Cet homme n’est plus un patron de bar. Il est directeur artistique. Programmateur. Booker. Il a passé l’année à construire sa saison comme d’autres construisent un festival. Un groupe en janvier, deux en mars, une soirée thématique en mai, l’été qu’on anticipe dès l’automne. Il connaît le circuit, les agents, les groupes qui montent, ceux qui sont fiables, ceux qui annulent. Il sait ce que son public aime et il sait comment le surprendre.
Ce bar, c’est son Élysée Montmartre à lui.
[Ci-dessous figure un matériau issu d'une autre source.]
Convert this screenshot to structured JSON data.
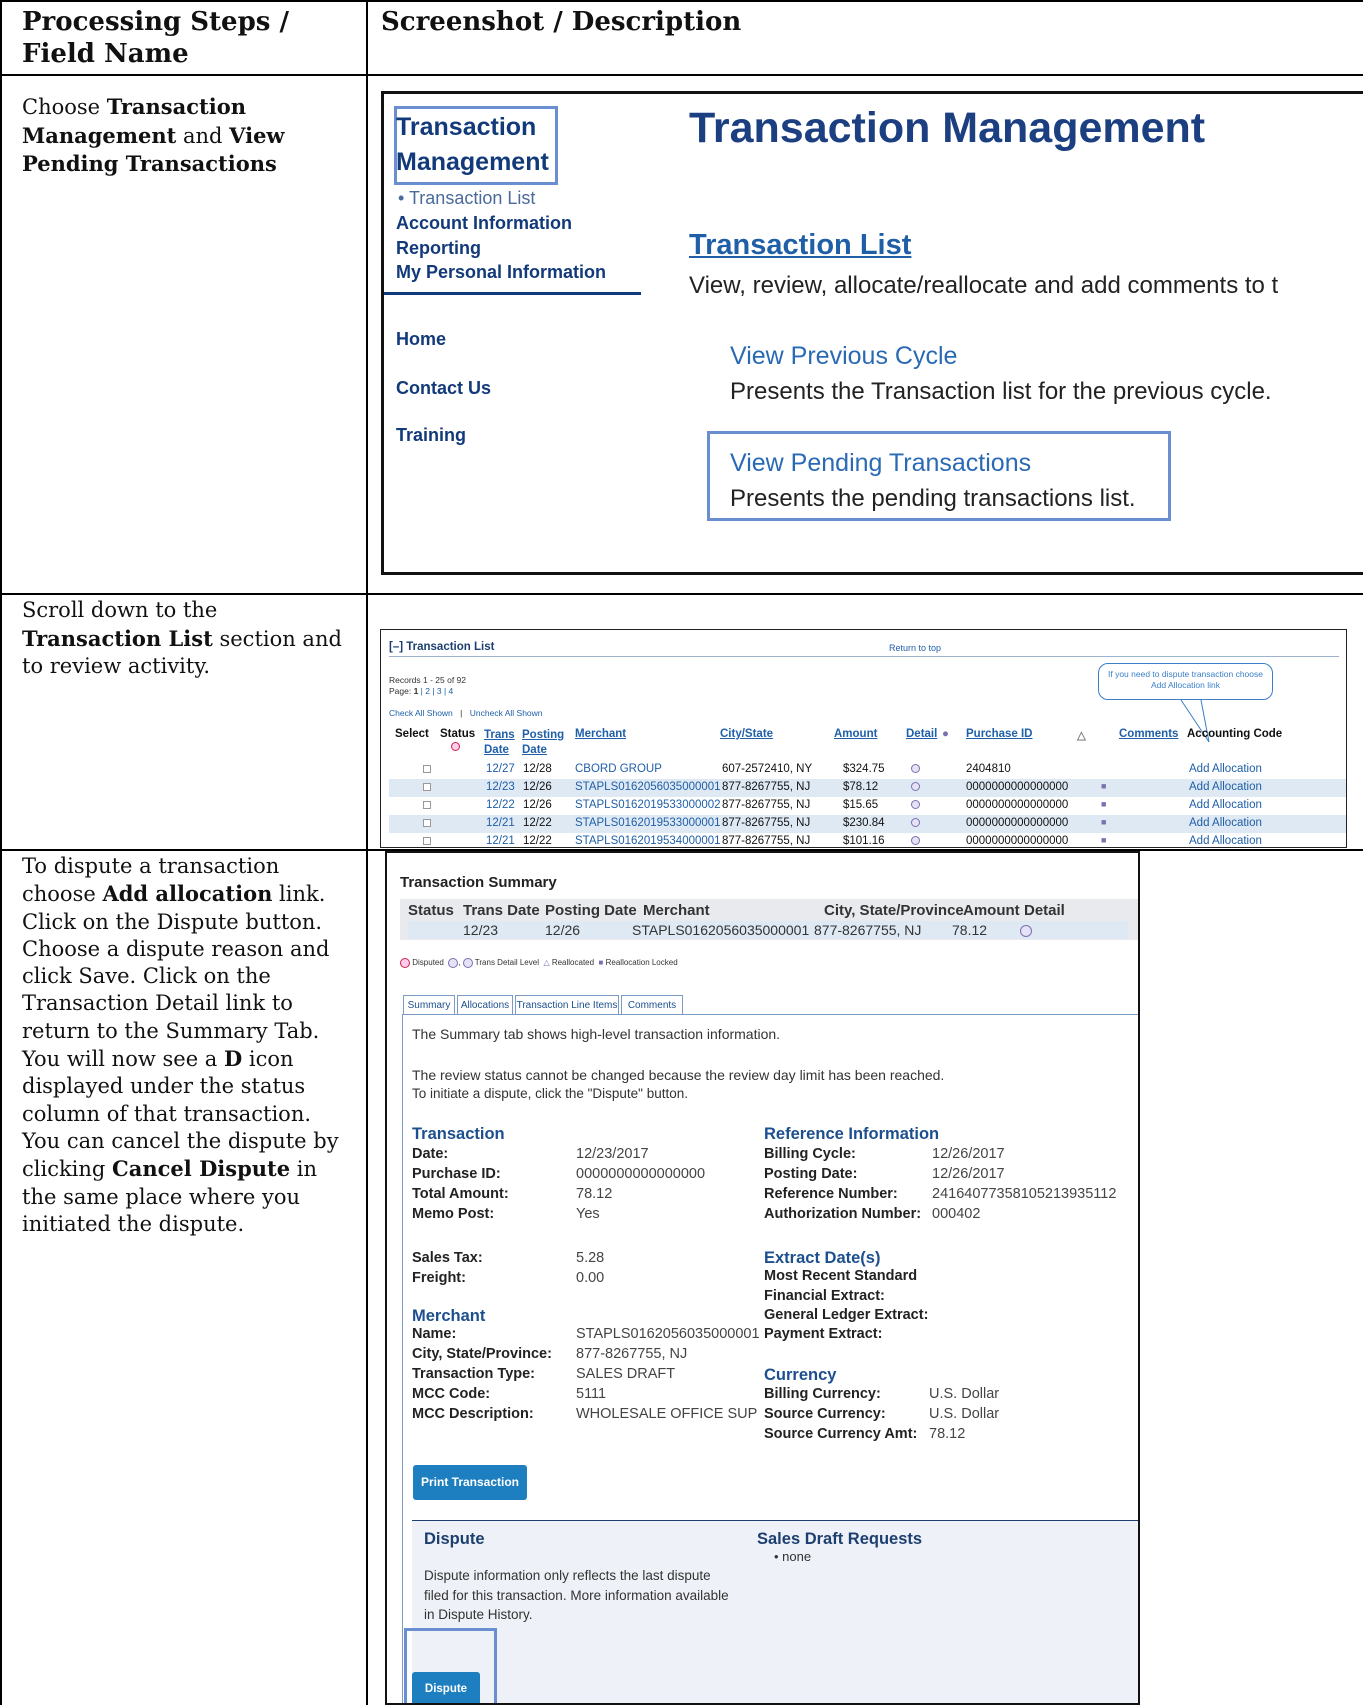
{
  "headers": {
    "col1": "Processing Steps / Field Name",
    "col2": "Screenshot / Description"
  },
  "steps": {
    "s1_a": "Choose ",
    "s1_b": "Transaction Management",
    "s1_c": " and ",
    "s1_d": "View Pending Transactions",
    "s2_a": "Scroll down to the ",
    "s2_b": "Transaction List",
    "s2_c": " section and to review activity.",
    "s3_a": "To dispute a transaction choose ",
    "s3_b": "Add allocation",
    "s3_c": " link. Click on the Dispute button. Choose a dispute reason and click Save. Click on the Transaction Detail link to return to the Summary Tab. You will now see a ",
    "s3_d": "D",
    "s3_e": " icon displayed under the status column of that transaction. You can cancel the dispute by clicking ",
    "s3_f": "Cancel Dispute",
    "s3_g": " in the same place where you initiated the dispute."
  },
  "shot1": {
    "nav_tm_1": "Transaction",
    "nav_tm_2": "Management",
    "nav_sub": "• Transaction List",
    "nav_account": "Account Information",
    "nav_reporting": "Reporting",
    "nav_personal": "My Personal Information",
    "nav_home": "Home",
    "nav_contact": "Contact Us",
    "nav_training": "Training",
    "title": "Transaction Management",
    "list_link": "Transaction List",
    "list_desc": "View, review, allocate/reallocate and add comments to t",
    "prev_link": "View Previous Cycle",
    "prev_desc": "Presents the Transaction list for the previous cycle.",
    "pending_link": "View Pending Transactions",
    "pending_desc": "Presents the pending transactions list."
  },
  "shot2": {
    "section_title": "[–] Transaction List",
    "return_top": "Return to top",
    "records": "Records 1 - 25 of 92",
    "page_label": "Page: ",
    "page_current": "1",
    "page_others": " | 2 | 3 | 4",
    "check_all": "Check All Shown",
    "sep": "|",
    "uncheck_all": "Uncheck All Shown",
    "callout": "If you need to dispute transaction choose Add Allocation link",
    "columns": {
      "select": "Select",
      "status": "Status",
      "trans_date_1": "Trans",
      "trans_date_2": "Date",
      "posting_date_1": "Posting",
      "posting_date_2": "Date",
      "merchant": "Merchant",
      "city_state": "City/State",
      "amount": "Amount",
      "detail": "Detail",
      "purchase_id": "Purchase ID",
      "comments": "Comments",
      "accounting_code": "Accounting Code"
    },
    "rows": [
      {
        "trans": "12/27",
        "post": "12/28",
        "merchant": "CBORD GROUP",
        "city": "607-2572410, NY",
        "amount": "$324.75",
        "pid": "2404810",
        "action": "Add Allocation"
      },
      {
        "trans": "12/23",
        "post": "12/26",
        "merchant": "STAPLS0162056035000001",
        "city": "877-8267755, NJ",
        "amount": "$78.12",
        "pid": "0000000000000000",
        "action": "Add Allocation"
      },
      {
        "trans": "12/22",
        "post": "12/26",
        "merchant": "STAPLS0162019533000002",
        "city": "877-8267755, NJ",
        "amount": "$15.65",
        "pid": "0000000000000000",
        "action": "Add Allocation"
      },
      {
        "trans": "12/21",
        "post": "12/22",
        "merchant": "STAPLS0162019533000001",
        "city": "877-8267755, NJ",
        "amount": "$230.84",
        "pid": "0000000000000000",
        "action": "Add Allocation"
      },
      {
        "trans": "12/21",
        "post": "12/22",
        "merchant": "STAPLS0162019534000001",
        "city": "877-8267755, NJ",
        "amount": "$101.16",
        "pid": "0000000000000000",
        "action": "Add Allocation"
      }
    ]
  },
  "shot3": {
    "summary_title": "Transaction Summary",
    "cols": {
      "status": "Status",
      "trans_date": "Trans Date",
      "posting_date": "Posting Date",
      "merchant": "Merchant",
      "city": "City, State/Province",
      "amount": "Amount",
      "detail": "Detail"
    },
    "row": {
      "trans_date": "12/23",
      "posting_date": "12/26",
      "merchant": "STAPLS0162056035000001",
      "city": "877-8267755, NJ",
      "amount": "78.12"
    },
    "legend": {
      "disputed": "Disputed",
      "trans_detail": "Trans Detail Level",
      "reallocated": "Reallocated",
      "locked": "Reallocation Locked"
    },
    "tabs": [
      "Summary",
      "Allocations",
      "Transaction Line Items",
      "Comments"
    ],
    "intro": "The Summary tab shows high-level transaction information.",
    "note1": "The review status cannot be changed because the review day limit has been reached.",
    "note2": "To initiate a dispute, click the \"Dispute\" button.",
    "transaction": {
      "heading": "Transaction",
      "date_l": "Date:",
      "date_v": "12/23/2017",
      "pid_l": "Purchase ID:",
      "pid_v": "0000000000000000",
      "total_l": "Total Amount:",
      "total_v": "78.12",
      "memo_l": "Memo Post:",
      "memo_v": "Yes",
      "tax_l": "Sales Tax:",
      "tax_v": "5.28",
      "freight_l": "Freight:",
      "freight_v": "0.00"
    },
    "reference": {
      "heading": "Reference Information",
      "cycle_l": "Billing Cycle:",
      "cycle_v": "12/26/2017",
      "post_l": "Posting Date:",
      "post_v": "12/26/2017",
      "ref_l": "Reference Number:",
      "ref_v": "24164077358105213935112",
      "auth_l": "Authorization Number:",
      "auth_v": "000402"
    },
    "extract": {
      "heading": "Extract Date(s)",
      "l1": "Most Recent Standard",
      "l2": "Financial Extract:",
      "l3": "General Ledger Extract:",
      "l4": "Payment Extract:"
    },
    "merchant": {
      "heading": "Merchant",
      "name_l": "Name:",
      "name_v": "STAPLS0162056035000001",
      "city_l": "City, State/Province:",
      "city_v": "877-8267755, NJ",
      "type_l": "Transaction Type:",
      "type_v": "SALES DRAFT",
      "mcc_l": "MCC Code:",
      "mcc_v": "5111",
      "mccd_l": "MCC Description:",
      "mccd_v": "WHOLESALE OFFICE SUP"
    },
    "currency": {
      "heading": "Currency",
      "bill_l": "Billing Currency:",
      "bill_v": "U.S. Dollar",
      "src_l": "Source Currency:",
      "src_v": "U.S. Dollar",
      "amt_l": "Source Currency Amt:",
      "amt_v": "78.12"
    },
    "print_button": "Print Transaction",
    "dispute": {
      "heading": "Dispute",
      "text1": "Dispute information only reflects the last dispute",
      "text2": "filed for this transaction. More information available",
      "text3": "in Dispute History.",
      "button": "Dispute"
    },
    "sales_draft": {
      "heading": "Sales Draft Requests",
      "item": "• none"
    }
  },
  "colors": {
    "nav_blue": "#123a7a",
    "link_blue": "#1f5fa8",
    "highlight": "#6a8fd0",
    "button_blue": "#1d7fc0",
    "row_shade": "#dfe9f4"
  }
}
Même exigence, même amour du détail, même conviction que la musique mérite un cadre qui la respecte, juste sans les deux mille places et le budget qui va avec. Juste lui, son comptoir, son équipe, ses bières, et une programmation qui ferait rougir bien des salles officielles.
Il ne fait pas ça pour l’argent. Enfin, il faut que ça tourne, évidemment. Mais ce n’est pas ce qui le lève le matin. Ce qui le lève le matin, c’est la prochaine date. Le prochain groupe. La prochaine salle pleine.
Dans vingt ans et plus
Dans vingt ans, cette salle aura peut-être changé. le pub sera devenue une boutique. Le groupe qui jouait ce soir n’existera peut-être plus. Certains visages que j’ai photographiés ne seront peut-être plus là.
Les photos, elles, seront là.
Et quelqu’un les regardera et se souviendra que c’était bien. Que c’était bruyant et chaud, un peu bordélique. Et que la bière était tiède et que le son clippait par moments et que c’était exactement ce qu’il fallait.
Mes boitiers ne font pas de l’art. mais, de donner vie à ce qui existe dans le temps, dans ces salles où personne d’autre ne regarde.